さて、何の用かと思案しつつ、穏やかな表情は揺ぎもしない。

「それで、彼女に会って満足されましたか?そろそろ王城にお帰りいただかなければ流石に王も心配されますよ」

柔らかな口調で子供を言い含めるように王妃に帰城を促した。だが、その言葉を無視して、悔しそうな眼差しがヴィルヘルムを責めた。

「あの子から、お別れを告げられました」

「……そうですか」

予想通りの言葉に、ヴィルヘルムはただ、淡々として答える。

その応えに、王妃は少しだけ泣きそうな顔をした。

表には出さずそれに驚いて、男はそうかと納得する。

リュクレスを離したくないのはヴィルヘルムだけではないのだ。

「私には、引き止めたいのにそれができない」

初めて逢った王妃まで、引き止めたいと願わせる。

彼女が、どれほど帰りたいと望もうとも。

「引き止めます。

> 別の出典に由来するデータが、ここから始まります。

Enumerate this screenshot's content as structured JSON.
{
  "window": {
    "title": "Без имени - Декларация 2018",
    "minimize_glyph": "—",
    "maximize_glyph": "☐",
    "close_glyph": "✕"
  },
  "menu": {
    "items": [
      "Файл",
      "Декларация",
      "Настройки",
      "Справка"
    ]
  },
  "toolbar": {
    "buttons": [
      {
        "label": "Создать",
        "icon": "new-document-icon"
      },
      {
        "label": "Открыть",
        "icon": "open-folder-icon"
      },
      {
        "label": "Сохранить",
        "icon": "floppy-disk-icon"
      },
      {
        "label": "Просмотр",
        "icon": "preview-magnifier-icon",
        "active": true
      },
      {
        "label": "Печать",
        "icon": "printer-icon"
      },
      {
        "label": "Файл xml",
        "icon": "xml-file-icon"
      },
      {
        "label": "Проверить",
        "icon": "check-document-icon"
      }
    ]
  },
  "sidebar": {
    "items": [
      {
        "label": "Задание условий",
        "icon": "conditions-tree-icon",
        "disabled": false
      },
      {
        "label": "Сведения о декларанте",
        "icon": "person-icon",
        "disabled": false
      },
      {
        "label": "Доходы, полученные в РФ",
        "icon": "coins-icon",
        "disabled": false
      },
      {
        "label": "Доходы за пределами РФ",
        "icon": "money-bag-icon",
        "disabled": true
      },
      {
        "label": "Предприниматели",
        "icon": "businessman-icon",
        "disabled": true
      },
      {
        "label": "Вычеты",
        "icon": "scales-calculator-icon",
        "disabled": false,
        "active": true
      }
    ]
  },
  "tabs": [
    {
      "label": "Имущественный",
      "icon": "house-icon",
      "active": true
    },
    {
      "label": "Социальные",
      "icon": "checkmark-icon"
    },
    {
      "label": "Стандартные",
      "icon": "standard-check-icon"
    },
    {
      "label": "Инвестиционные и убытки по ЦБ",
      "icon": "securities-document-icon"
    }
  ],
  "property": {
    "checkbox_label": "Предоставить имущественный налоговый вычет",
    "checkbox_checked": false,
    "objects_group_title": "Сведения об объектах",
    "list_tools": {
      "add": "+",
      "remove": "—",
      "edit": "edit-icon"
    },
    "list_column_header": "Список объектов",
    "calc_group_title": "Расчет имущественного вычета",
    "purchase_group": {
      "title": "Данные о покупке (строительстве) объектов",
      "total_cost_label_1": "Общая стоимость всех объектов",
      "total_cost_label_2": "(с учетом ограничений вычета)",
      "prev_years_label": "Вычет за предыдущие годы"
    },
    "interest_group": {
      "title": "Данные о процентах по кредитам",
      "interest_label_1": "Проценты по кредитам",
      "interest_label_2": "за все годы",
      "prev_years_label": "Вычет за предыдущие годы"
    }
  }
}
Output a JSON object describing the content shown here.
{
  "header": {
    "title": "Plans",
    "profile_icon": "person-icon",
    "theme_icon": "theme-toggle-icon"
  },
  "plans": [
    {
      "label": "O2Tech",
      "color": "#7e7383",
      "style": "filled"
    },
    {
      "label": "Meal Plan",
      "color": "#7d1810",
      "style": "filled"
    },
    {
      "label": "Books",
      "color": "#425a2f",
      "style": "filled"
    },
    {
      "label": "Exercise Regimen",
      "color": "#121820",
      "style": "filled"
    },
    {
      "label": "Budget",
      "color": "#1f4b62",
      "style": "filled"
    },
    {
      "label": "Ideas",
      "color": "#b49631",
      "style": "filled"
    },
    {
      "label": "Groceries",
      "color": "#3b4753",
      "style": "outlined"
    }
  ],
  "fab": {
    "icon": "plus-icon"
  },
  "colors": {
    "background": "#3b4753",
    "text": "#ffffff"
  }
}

必ず」

言い切る将軍に、王妃は安堵と同時に不安を浮かべる。

男のその言葉は力のあるものがないものを従わせるだけの強制力だ。

従わせたいわけじゃない。

彼女の意思で傍にいて欲しいのに。

間違えないで、お願いだから。

「幸せにしてあげて、将軍。あの子の笑顔は周りを幸せにするから」



哀願するような王妃の言葉に、知らず男は拳に力を込める。

掌に爪が食い込むほど強く。



どうしたらその願いを叶えられるのか。

その答えを一番知りたいのは、ヴィルヘルム自身だ。

その苛立ちをヴィルヘルムはひた隠し、綺麗な所作で王妃に形ばかりの礼をした。